In this connection, it is pointed out that though the undisputed proof is that the highway at the point of the accident is only 20 feet wide, and that the truck occupied at least six and one-half or seven feet of the highway, that the physical facts show that appellee and his witnesses were mistaken when they testified that they measured the distance between the point where the truck was standing and the opposite edge of the road the next morning, and found it to be 15 feet and 2 inches. While this is, true, it is also true that the question of the disability of the truck was presented, that is, that the tires were flat on the right rear wheels, that the truck was heavily loaded, that the shoulder of the road was soft and that the truck would bog dowm, making it impossible to jack up the wheels and remove the tires therefrom in order to be repaired. We think this situation made a *1073question for the jury and that the court properly submitted same.

It is next insisted that instructions 1, 2, 3, 4, 5, and 6, requested by appellee and given by the court, are inconsistent and erroneous and not applicable to the issues submitted to the jury. We have carefully examined these instructions and do not think they are open to the objections made. We do' not set them out as it would unduly extend this opinion. Instruction No. 3 was to the effect that if the jury should find from the evidence that the plaintiff himself was guilty of negligence, either of omission or commission, and that said negligence contributed to his injuries, then their verdict should be for the defendant. As to this instruction, appellant insists that it is clearly erroneous because of the absence of any testimony whatsoever to show that appellant was guilty of negligence, either of omission or commission, or that any negligence of his contributed to his injuries. We disagree with appellant. While we do not say, as a matter of law, that he was guilty of negligence, we think the facts and circumstances were sufficient to justify the jury in finding negligence on his part.
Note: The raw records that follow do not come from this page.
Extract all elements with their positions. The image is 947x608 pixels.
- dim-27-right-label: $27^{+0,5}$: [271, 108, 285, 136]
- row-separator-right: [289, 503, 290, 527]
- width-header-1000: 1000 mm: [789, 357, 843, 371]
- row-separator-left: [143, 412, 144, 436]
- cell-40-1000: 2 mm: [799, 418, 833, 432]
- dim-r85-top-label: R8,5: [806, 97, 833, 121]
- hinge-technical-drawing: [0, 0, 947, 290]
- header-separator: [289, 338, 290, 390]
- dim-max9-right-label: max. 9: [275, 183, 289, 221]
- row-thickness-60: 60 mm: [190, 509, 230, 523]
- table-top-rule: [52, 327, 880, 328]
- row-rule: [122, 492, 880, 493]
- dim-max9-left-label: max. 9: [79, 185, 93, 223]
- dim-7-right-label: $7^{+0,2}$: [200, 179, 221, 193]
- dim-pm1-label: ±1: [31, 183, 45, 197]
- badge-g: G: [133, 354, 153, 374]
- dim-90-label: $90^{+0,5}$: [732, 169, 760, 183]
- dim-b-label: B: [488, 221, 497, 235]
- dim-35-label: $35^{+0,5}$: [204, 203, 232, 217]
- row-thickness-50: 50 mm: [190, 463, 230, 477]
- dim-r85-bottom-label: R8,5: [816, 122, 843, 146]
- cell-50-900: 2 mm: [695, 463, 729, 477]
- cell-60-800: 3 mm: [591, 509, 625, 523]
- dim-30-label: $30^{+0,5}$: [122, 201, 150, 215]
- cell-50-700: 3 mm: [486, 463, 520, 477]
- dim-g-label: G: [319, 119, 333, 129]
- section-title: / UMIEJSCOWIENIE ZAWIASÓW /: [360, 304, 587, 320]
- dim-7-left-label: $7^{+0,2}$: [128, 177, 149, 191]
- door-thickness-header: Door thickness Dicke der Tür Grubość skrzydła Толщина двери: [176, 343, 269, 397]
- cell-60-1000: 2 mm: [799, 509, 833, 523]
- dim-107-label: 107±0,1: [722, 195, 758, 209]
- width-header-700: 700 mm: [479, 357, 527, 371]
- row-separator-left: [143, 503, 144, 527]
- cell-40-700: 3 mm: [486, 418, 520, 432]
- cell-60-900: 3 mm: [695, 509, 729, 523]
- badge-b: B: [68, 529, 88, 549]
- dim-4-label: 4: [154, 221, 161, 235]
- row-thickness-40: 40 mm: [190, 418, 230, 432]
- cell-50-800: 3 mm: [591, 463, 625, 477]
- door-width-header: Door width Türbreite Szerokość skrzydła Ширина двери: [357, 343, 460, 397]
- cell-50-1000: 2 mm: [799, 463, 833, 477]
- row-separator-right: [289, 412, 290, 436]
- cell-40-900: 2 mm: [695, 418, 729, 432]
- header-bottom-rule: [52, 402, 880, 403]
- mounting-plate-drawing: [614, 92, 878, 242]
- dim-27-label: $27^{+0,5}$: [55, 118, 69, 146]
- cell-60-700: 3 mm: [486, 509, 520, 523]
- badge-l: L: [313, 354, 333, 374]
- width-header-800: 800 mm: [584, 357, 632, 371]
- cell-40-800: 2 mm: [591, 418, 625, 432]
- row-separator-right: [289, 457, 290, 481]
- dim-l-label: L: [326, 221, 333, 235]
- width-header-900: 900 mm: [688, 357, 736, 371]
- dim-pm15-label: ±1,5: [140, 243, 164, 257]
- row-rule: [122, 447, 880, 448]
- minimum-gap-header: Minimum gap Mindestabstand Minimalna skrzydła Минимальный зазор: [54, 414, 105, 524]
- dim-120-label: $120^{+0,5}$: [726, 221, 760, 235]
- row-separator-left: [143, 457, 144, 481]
For instance, four of them were riding in a one-seated automobile, all sitting in one seat, he upon the lap of the owner of the car. He it was who made this crowded condition in this car, being a self-invited guest therein, and it may be that this crowded condition interfered with the driver in the proper handling’ of the car. Moreover, it was shown that it was raining at the time and that the windshield wiper on the car in which he was riding, was not in working order, or at least several witnesses so testified, and that the windshield itself was clouded and dirty. So, it may be, that the jury found appellee’s servant guilty of negligence in the parking of said truck on the highway, under the circumstances, but also that appellant, himself, was guilty of contributory negligence in riding in said oar under the circumstances stated. While it is true that appellant was seriously and grievously injured, and that had we been on the jury we might have returned a different verdict, still we are unable to say that the verdict of the jury is *1074not supported by substantial evidence. We think the court fairly and fully submitted the question to the jury, and that the judgment must be affirmed. It is so ordered.